La méditation : ses effets sur le cerveau et le corps(2)

2e partie

              Par Romain Landry

Survol de notre première chronique sur la méditation :

  • résumé de la philosophie occidentale;
  • aperçu de la pensée bouddhiste sur les émotions destructrices;
  • différences entre la pensée bouddhiste et la pensée occidentale, mais aussi points communs;
  • aperçu de la pensée bouddhiste sur la nature des émotions afflictives et des processus mentaux.

Deuxième jour de la rencontre : Les sentiments au quotidien

Au cours de la deuxième journée, on démontrera que :

  • l’émotion est un phénomène universel;
  • l’être humain a besoin de cultiver l’équilibre émotionnel.

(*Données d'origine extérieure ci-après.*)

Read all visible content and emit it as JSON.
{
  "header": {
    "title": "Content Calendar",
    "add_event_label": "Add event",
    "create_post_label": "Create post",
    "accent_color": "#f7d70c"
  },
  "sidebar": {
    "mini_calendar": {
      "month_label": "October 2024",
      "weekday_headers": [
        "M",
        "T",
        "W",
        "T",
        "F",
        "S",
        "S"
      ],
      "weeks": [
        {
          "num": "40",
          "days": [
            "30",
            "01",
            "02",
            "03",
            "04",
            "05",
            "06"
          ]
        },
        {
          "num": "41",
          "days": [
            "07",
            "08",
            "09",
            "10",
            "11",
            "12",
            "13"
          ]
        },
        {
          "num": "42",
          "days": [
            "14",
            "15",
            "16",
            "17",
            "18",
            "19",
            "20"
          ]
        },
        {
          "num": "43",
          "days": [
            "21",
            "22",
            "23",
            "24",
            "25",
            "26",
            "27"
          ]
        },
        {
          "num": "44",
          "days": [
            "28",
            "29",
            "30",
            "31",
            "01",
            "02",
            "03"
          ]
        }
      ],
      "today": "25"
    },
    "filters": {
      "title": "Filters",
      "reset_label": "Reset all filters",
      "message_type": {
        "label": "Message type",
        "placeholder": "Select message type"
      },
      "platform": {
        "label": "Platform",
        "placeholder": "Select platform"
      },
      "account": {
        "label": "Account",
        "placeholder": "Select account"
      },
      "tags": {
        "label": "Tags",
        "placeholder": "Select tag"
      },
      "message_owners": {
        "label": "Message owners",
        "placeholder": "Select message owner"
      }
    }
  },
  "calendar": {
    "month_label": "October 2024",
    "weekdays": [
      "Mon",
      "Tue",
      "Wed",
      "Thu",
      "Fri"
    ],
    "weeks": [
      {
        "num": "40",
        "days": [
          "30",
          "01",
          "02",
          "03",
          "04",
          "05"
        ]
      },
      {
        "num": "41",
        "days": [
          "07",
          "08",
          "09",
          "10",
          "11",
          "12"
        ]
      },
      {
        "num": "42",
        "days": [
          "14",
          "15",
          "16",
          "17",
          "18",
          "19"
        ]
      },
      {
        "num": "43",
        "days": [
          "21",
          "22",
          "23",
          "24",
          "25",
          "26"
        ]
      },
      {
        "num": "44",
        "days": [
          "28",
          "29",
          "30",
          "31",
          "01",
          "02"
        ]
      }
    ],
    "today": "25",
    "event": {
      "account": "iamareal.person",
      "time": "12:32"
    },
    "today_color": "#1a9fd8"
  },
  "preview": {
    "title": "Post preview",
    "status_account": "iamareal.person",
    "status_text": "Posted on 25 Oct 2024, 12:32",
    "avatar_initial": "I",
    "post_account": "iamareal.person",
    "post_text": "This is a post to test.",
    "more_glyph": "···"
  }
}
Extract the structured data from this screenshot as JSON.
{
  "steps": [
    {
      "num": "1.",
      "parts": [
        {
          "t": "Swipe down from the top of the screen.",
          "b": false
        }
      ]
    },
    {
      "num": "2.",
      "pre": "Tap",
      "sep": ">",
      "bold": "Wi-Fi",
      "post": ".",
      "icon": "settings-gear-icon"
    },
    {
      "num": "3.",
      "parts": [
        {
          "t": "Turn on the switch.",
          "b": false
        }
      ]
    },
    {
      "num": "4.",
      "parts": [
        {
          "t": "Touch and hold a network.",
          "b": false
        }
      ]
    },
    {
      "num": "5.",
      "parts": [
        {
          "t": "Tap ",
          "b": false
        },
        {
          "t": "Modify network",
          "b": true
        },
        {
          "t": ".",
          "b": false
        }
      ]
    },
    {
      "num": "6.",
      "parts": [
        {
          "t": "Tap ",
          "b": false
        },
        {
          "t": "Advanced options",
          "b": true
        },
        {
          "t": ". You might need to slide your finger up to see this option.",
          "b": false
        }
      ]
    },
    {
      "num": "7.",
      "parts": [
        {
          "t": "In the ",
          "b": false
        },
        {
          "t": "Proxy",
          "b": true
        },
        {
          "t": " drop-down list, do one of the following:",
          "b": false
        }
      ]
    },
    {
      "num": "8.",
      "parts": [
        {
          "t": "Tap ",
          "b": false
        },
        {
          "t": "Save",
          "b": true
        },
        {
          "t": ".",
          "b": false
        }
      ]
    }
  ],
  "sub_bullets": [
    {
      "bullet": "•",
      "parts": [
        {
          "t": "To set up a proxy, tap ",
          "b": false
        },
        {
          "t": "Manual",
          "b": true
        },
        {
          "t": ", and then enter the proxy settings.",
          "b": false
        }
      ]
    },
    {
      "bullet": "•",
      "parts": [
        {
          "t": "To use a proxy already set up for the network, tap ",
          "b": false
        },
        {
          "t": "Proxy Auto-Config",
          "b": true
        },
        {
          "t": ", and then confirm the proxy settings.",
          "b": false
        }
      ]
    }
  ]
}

1.   L’émotion, un phénomène universel

Paul Ekman, titulaire d’un doctorat en psychologie et maître de l’expression faciale, est capable de déceler sur le visage de quiconque les émotions que cachent ses sentiments les plus profonds. On arrive donc à savoir ce que la personne ressent, car à chaque émotion correspond une configuration non verbale des muscles faciaux.

Maîtriser ses émotions

Toutes nos émotions ont des répercussions sur l’état physiologique et l’état cérébral. La méditation permet surtout d’observer ses propres états mentaux, de déceler les émotions destructrices au moment où elles naissent, et ainsi arriver à les maîtriser.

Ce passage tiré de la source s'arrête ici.